New democracy born in Himalayas

politics and culture — By on March 27, 2008 at 7:15 am

This past week saw a unique event in the Himalayan kingdom of Bhutan, as residents trekked to the polls for the first time in the country’s history at the behest of the king, who voluntarily decided to give up royal power in order to move his country towards a democratic future. The Washington Post has the story:

Without revolution or bloodshed, this tiny Himalayan kingdom became the world’s newest democracy Monday, as wildflower farmers, traditional healers, Buddhist folk artists and computer engineers voted in their country’s first parliamentary elections, ending a century of absolute monarchy.

In a historic event for this country of 700,000, entire families took to winding mountain roads, traveling in some cases for days in minivans, on horseback and on foot to cast their ballots, marking Bhutan’s transition to a constitutional monarchy.

Despite concerns that Bhutanese would be turned off by the rough-and-tumble world of politics, more than 79 percent of the estimated 318,000 registered voters turned out at polling places.

It was the king, as well as his father and predecessor, who ordered his subjects to vote, in the belief that democracy would foster stability in a country wedged between China and India and known as the Land of the Thunder Dragon…
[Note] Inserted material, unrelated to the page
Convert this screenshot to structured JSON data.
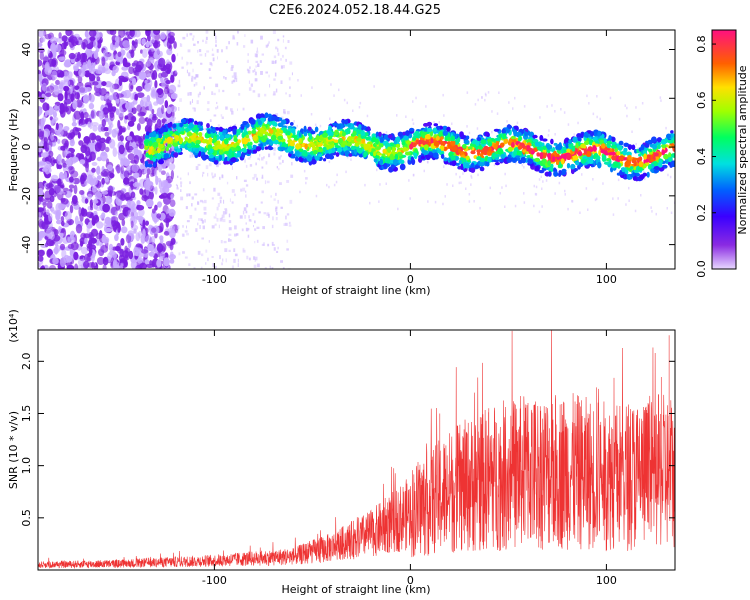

Before abdicating the throne to his son in 2006, the country’s fourth king, Jigme Singye Wangchuck, had taken methodical steps to give power to the people, saying that he believed no leader should be “chosen by birth instead of merit.”

As part of his “gross national happiness” plan, he reformed the country’s feudal system, giving land and jobs to the poorest farmers and launching free health and education systems. He and his Harvard- and Oxford-educated son, King Jigme Khesar Namgyal Wangchuck, remain immensely popular. Many Bhutanese still refer to both father and son as “His Majesty.”…

The fifth king, who is 28, will remain commander in chief of the army and will be able to appoint five members to the upper house of parliament. Many Bhutanese said they hoped his opinions would continue to carry enormous weight.